Don’t let its beautiful confection of a facade fool you—the home of Dr. Luis Santos in Malolos, Bulacan is made of tough material. “The house is very much intact, George [one of the heirs] told us that termites gave up on the hard wood used to build the house,” recalls the designer JC Buendia in his blog, writing about his visit to the property.
If there’s any doubt as to how strong the structure is, one need only look above its marker from the street: engraved on its cement fence is the number “1933,” the year it was built—which means the house has survived all manner of weather fluctuations for nearly 90 years. But of course its fantastic upkeep hardly betrays its real age.
The house was built by the ophthalmologist, Don Luis, son of Paulino Santos and Alberta Uitangcoy. The Santoses are an old illustrious family from Malolos, and one might say Don Luis was the Dr Belo of the EENT community in his time, owing to how famous he was.

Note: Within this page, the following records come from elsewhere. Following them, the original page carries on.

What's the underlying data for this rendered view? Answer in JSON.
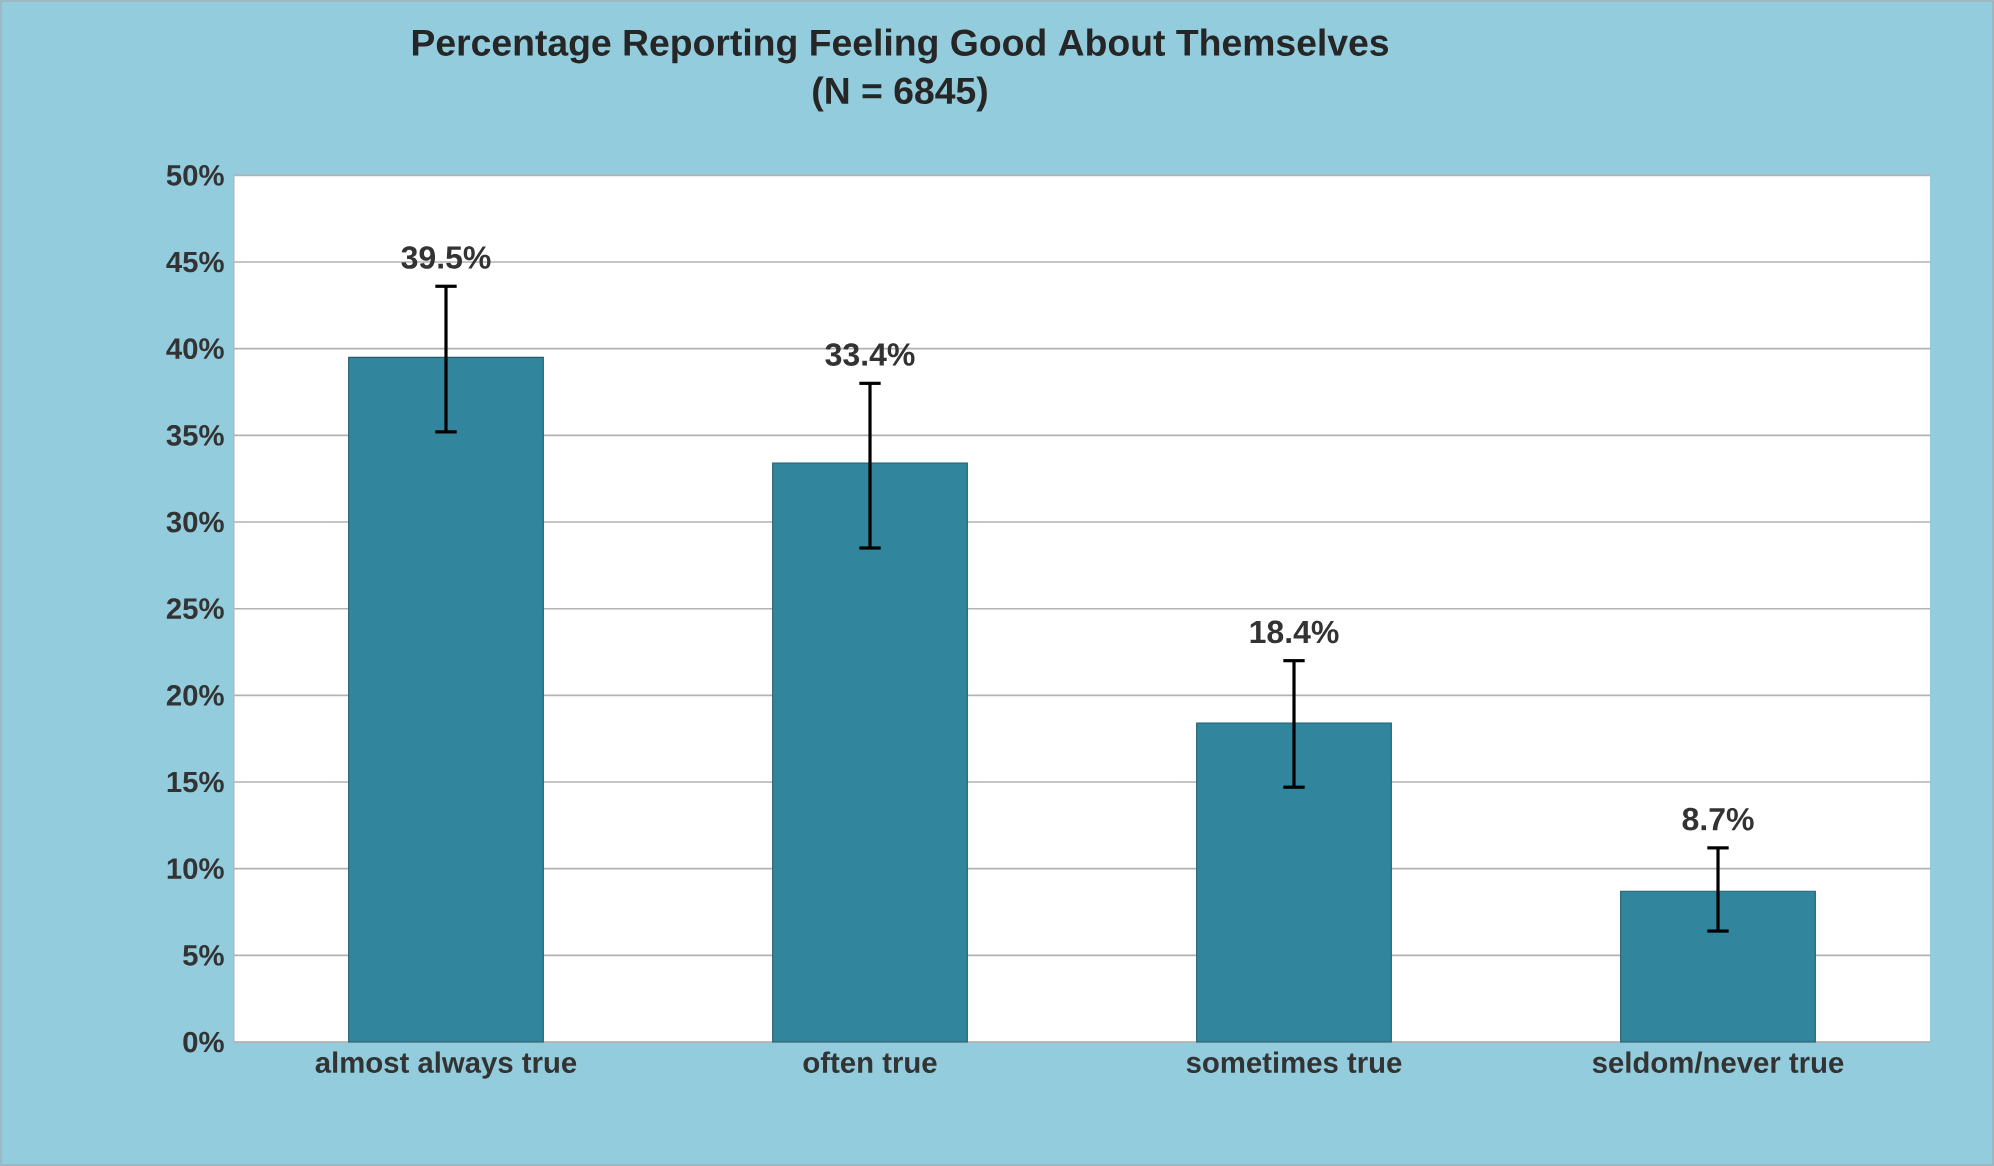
{
  "chart_data": {
    "type": "bar",
    "title": "Percentage Reporting Feeling Good About Themselves",
    "subtitle": "(N = 6845)",
    "categories": [
      "almost always true",
      "often true",
      "sometimes true",
      "seldom/never true"
    ],
    "values": [
      39.5,
      33.4,
      18.4,
      8.7
    ],
    "errors": [
      [
        35.2,
        43.6
      ],
      [
        28.5,
        38.0
      ],
      [
        14.7,
        22.0
      ],
      [
        6.4,
        11.2
      ]
    ],
    "value_labels": [
      "39.5%",
      "33.4%",
      "18.4%",
      "8.7%"
    ],
    "color": "#31869e",
    "ylim": [
      0,
      50
    ],
    "yticks": [
      {
        "value": 0,
        "label": "0%"
      },
      {
        "value": 5,
        "label": "5%"
      },
      {
        "value": 10,
        "label": "10%"
      },
      {
        "value": 15,
        "label": "15%"
      },
      {
        "value": 20,
        "label": "20%"
      },
      {
        "value": 25,
        "label": "25%"
      },
      {
        "value": 30,
        "label": "30%"
      },
      {
        "value": 35,
        "label": "35%"
      },
      {
        "value": 40,
        "label": "40%"
      },
      {
        "value": 45,
        "label": "45%"
      },
      {
        "value": 50,
        "label": "50%"
      }
    ],
    "grid": true
  }
}
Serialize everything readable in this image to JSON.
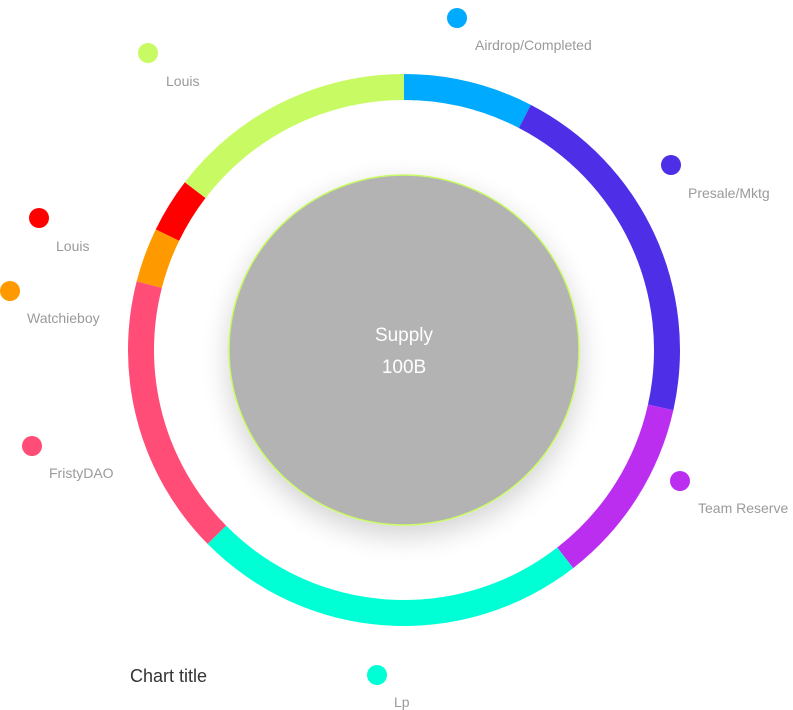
{
  "chart_data": {
    "type": "pie",
    "variant": "donut",
    "title": "Chart title",
    "center": {
      "label": "Supply",
      "value": "100B"
    },
    "slices": [
      {
        "name": "Airdrop/Completed",
        "value": 7.6,
        "color": "#00AAFF"
      },
      {
        "name": "Presale/Mktg",
        "value": 20.9,
        "color": "#4F2EE8"
      },
      {
        "name": "Team Reserve",
        "value": 11.0,
        "color": "#BB2EF0"
      },
      {
        "name": "Lp",
        "value": 23.1,
        "color": "#00FFD5"
      },
      {
        "name": "FristyDAO",
        "value": 16.4,
        "color": "#FF4D77"
      },
      {
        "name": "Watchieboy",
        "value": 3.2,
        "color": "#FF9900"
      },
      {
        "name": "Louis",
        "value": 3.2,
        "color": "#FF0000"
      },
      {
        "name": "Louis",
        "value": 14.6,
        "color": "#C8FA64"
      }
    ],
    "inner_circle_color": "#B3B3B3",
    "inner_circle_border_color": "#C8FA64"
  }
}
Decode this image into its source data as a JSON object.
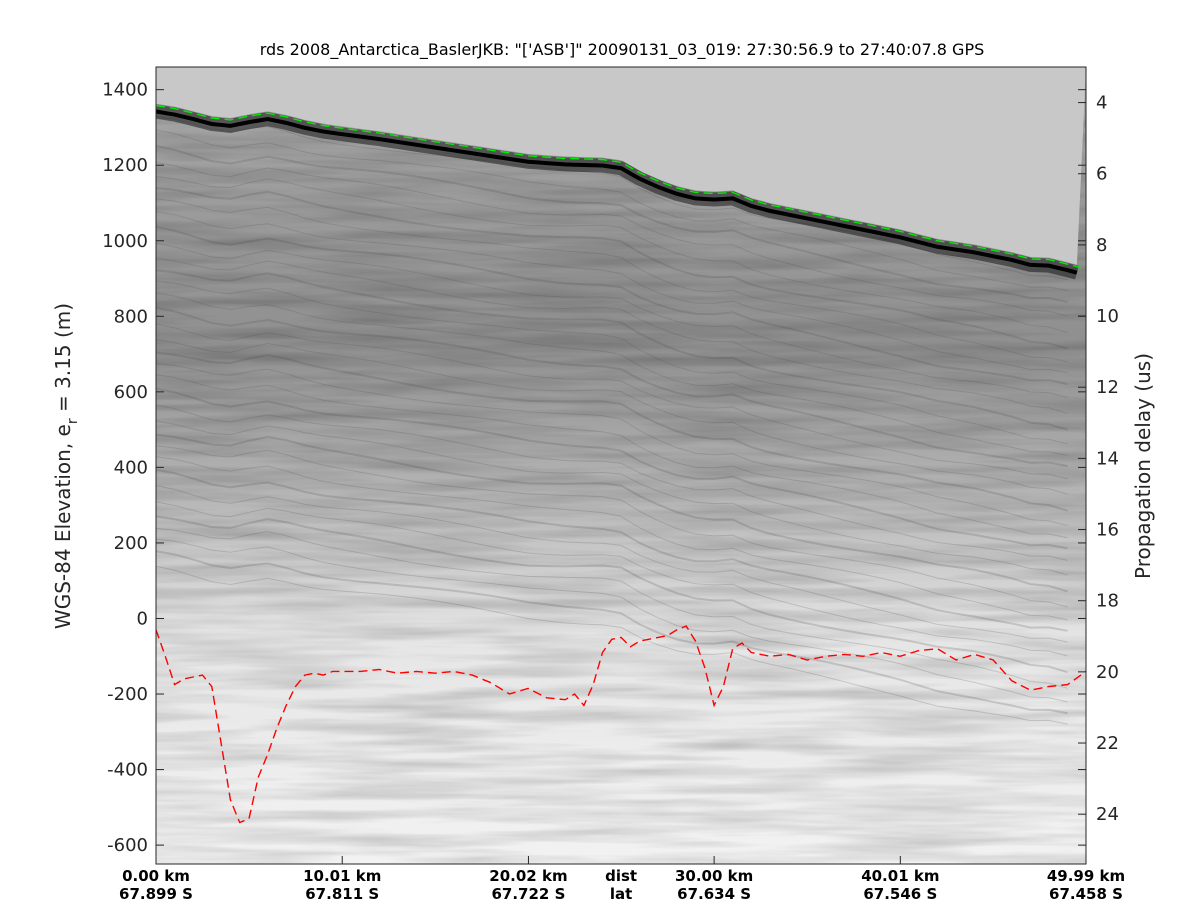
{
  "chart_data": {
    "type": "line",
    "title": "rds 2008_Antarctica_BaslerJKB: \"['ASB']\"  20090131_03_019: 27:30:56.9 to 27:40:07.8 GPS",
    "ylabel_main": "WGS-84 Elevation, e",
    "ylabel_sub": "r",
    "ylabel_rest": " = 3.15 (m)",
    "y2label": "Propagation delay (us)",
    "xlim": [
      0,
      49.99
    ],
    "ylim": [
      -650,
      1460
    ],
    "y2lim": [
      3.0,
      25.4
    ],
    "yticks": [
      -600,
      -400,
      -200,
      0,
      200,
      400,
      600,
      800,
      1000,
      1200,
      1400
    ],
    "y2ticks": [
      4,
      6,
      8,
      10,
      12,
      14,
      16,
      18,
      20,
      22,
      24
    ],
    "xticks": [
      {
        "x": 0.0,
        "dist": "0.00 km",
        "lat": "67.899 S"
      },
      {
        "x": 10.01,
        "dist": "10.01 km",
        "lat": "67.811 S"
      },
      {
        "x": 20.02,
        "dist": "20.02 km",
        "lat": "67.722 S"
      },
      {
        "x": 30.0,
        "dist": "30.00 km",
        "lat": "67.634 S"
      },
      {
        "x": 40.01,
        "dist": "40.01 km",
        "lat": "67.546 S"
      },
      {
        "x": 49.99,
        "dist": "49.99 km",
        "lat": "67.458 S"
      }
    ],
    "row_labels": {
      "dist": "dist",
      "lat": "lat",
      "x": 25.0
    },
    "grid": false,
    "background": "radar echogram (grayscale)",
    "series": [
      {
        "color": "#00ee00",
        "style": "dashed",
        "x": [
          0,
          1,
          2,
          3,
          4,
          5,
          6,
          7,
          8,
          9,
          10,
          12,
          14,
          16,
          18,
          20,
          22,
          24,
          25,
          26,
          27,
          28,
          29,
          30,
          31,
          32,
          33,
          34,
          35,
          36,
          38,
          40,
          42,
          44,
          46,
          47,
          48,
          49,
          49.99
        ],
        "y": [
          1358,
          1350,
          1338,
          1325,
          1320,
          1330,
          1338,
          1328,
          1315,
          1305,
          1298,
          1285,
          1270,
          1255,
          1240,
          1225,
          1218,
          1215,
          1208,
          1180,
          1158,
          1140,
          1128,
          1125,
          1128,
          1108,
          1095,
          1085,
          1075,
          1065,
          1045,
          1025,
          1000,
          985,
          965,
          952,
          950,
          938,
          925
        ]
      },
      {
        "color": "#ff0000",
        "style": "dashed",
        "x": [
          0,
          0.5,
          1,
          1.5,
          2,
          2.5,
          3,
          3.5,
          4,
          4.5,
          5,
          5.5,
          6,
          6.5,
          7,
          7.5,
          8,
          8.5,
          9,
          9.5,
          10,
          11,
          12,
          13,
          14,
          15,
          16,
          17,
          18,
          19,
          20,
          21,
          22,
          22.5,
          23,
          23.5,
          24,
          24.5,
          25,
          25.5,
          26,
          27,
          27.5,
          28,
          28.5,
          29,
          29.5,
          30,
          30.5,
          31,
          31.5,
          32,
          33,
          34,
          35,
          36,
          37,
          38,
          39,
          40,
          41,
          42,
          43,
          44,
          45,
          46,
          47,
          48,
          49,
          49.99
        ],
        "y": [
          -30,
          -100,
          -175,
          -160,
          -155,
          -150,
          -180,
          -330,
          -480,
          -540,
          -530,
          -420,
          -360,
          -290,
          -230,
          -180,
          -150,
          -145,
          -150,
          -140,
          -140,
          -140,
          -135,
          -145,
          -140,
          -145,
          -140,
          -150,
          -170,
          -200,
          -185,
          -210,
          -215,
          -200,
          -230,
          -175,
          -90,
          -55,
          -50,
          -75,
          -60,
          -50,
          -45,
          -30,
          -20,
          -60,
          -130,
          -230,
          -180,
          -80,
          -65,
          -90,
          -100,
          -95,
          -110,
          -100,
          -95,
          -100,
          -90,
          -100,
          -85,
          -80,
          -110,
          -95,
          -110,
          -165,
          -190,
          -180,
          -175,
          -140
        ]
      }
    ]
  }
}
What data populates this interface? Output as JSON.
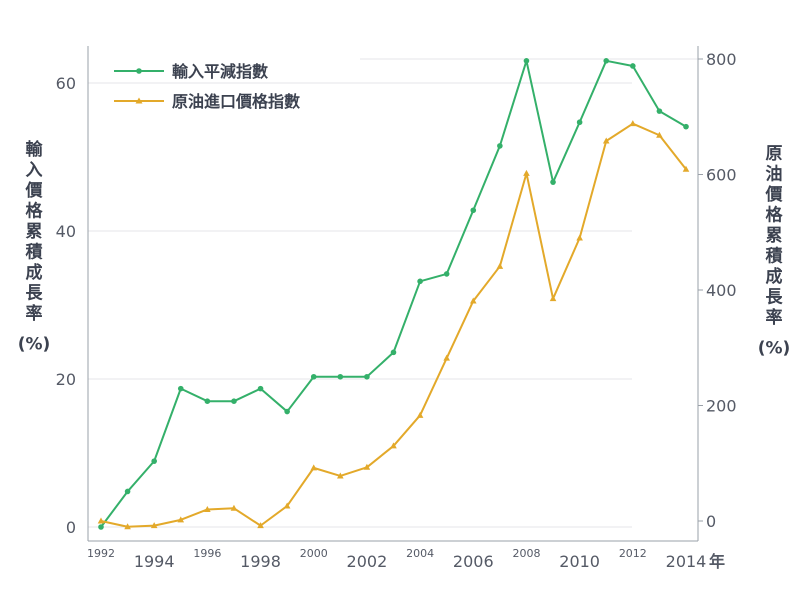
{
  "chart_data": {
    "type": "line",
    "x": [
      1992,
      1993,
      1994,
      1995,
      1996,
      1997,
      1998,
      1999,
      2000,
      2001,
      2002,
      2003,
      2004,
      2005,
      2006,
      2007,
      2008,
      2009,
      2010,
      2011,
      2012,
      2013,
      2014
    ],
    "series": [
      {
        "name": "輸入平減指數",
        "axis": "left",
        "color": "#34b06a",
        "marker": "circle",
        "values": [
          0.0,
          4.8,
          8.9,
          18.7,
          17.0,
          17.0,
          18.7,
          15.6,
          20.3,
          20.3,
          20.3,
          23.6,
          33.2,
          34.2,
          42.8,
          51.5,
          63.0,
          46.6,
          54.7,
          63.0,
          62.3,
          56.2,
          54.1
        ]
      },
      {
        "name": "原油進口價格指數",
        "axis": "right",
        "color": "#e3a92a",
        "marker": "triangle",
        "values": [
          0,
          -10,
          -8,
          2,
          20,
          22,
          -8,
          26,
          92,
          78,
          93,
          130,
          183,
          282,
          381,
          441,
          602,
          385,
          490,
          658,
          688,
          668,
          609
        ]
      }
    ],
    "xticks_major": [
      "1994",
      "1998",
      "2002",
      "2006",
      "2010",
      "2014"
    ],
    "xticks_minor": [
      "1992",
      "1996",
      "2000",
      "2004",
      "2008",
      "2012"
    ],
    "x_unit": "年",
    "ylim_left": [
      -2,
      65
    ],
    "yticks_left": [
      "0",
      "20",
      "40",
      "60"
    ],
    "ylim_right": [
      -30,
      830
    ],
    "yticks_right": [
      "0",
      "200",
      "400",
      "600",
      "800"
    ],
    "ylabel_left": [
      "輸",
      "入",
      "價",
      "格",
      "累",
      "積",
      "成",
      "長",
      "率",
      "(%)"
    ],
    "ylabel_right": [
      "原",
      "油",
      "價",
      "格",
      "累",
      "積",
      "成",
      "長",
      "率",
      "(%)"
    ],
    "legend_position": "top-left",
    "grid": true
  }
}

The house was done in the Art Deco style which was quite popular in the 1930s. “It’s stunning,” says Ivan Man Dy who featured the house in his book Deco Filipino. “It’s the most flamboyant and stupendous classical Art Deco house in the country.”
In terms of detail and craftsmanship, Dy insists there is nothing like the Luis Santos home. From the phylons to the staircase carvings to the ceiling detail, the ornate kalados and breathtaking metal grills, one must prepare to keep one’s mouth open from awe while touring the house. The facade alone is already imposing in its grandeur. The structure and interiors are great reminders of how far one can take one’s vision for one’s private space.
“Upon entering you will marvel at the grand staircase, the expansive receiving room and the foyer filled with hard bound medical books and mementos of Dr. Santos’ career as a well-loved doctor in this town,” writes JC Buendia. “The second floor was something else. As our group slowly ascended the magnificent staircase, my heart skipped a beat at the sight of the ceiling mural and Art Deco details.” The mural, of course, was done by Fernando Amorsolo. Another work by an important Filipino artist is the decorative water fountain, sculpted by Guillermo Tolentino.
The home is still used by members of the family from time to time, according to Man Dy. The floors are said to be a combination of four tree varieties, which were sailed in all the way from Bicol. But that might not be the only reason this house is as sturdy as they come. A statue of Our Lady of Lourdes holds pride of place in a private chapel inside the house, and a Santo Entierro figure occupies a bedroom. The latter is brought out once every year for the Good Friday procession.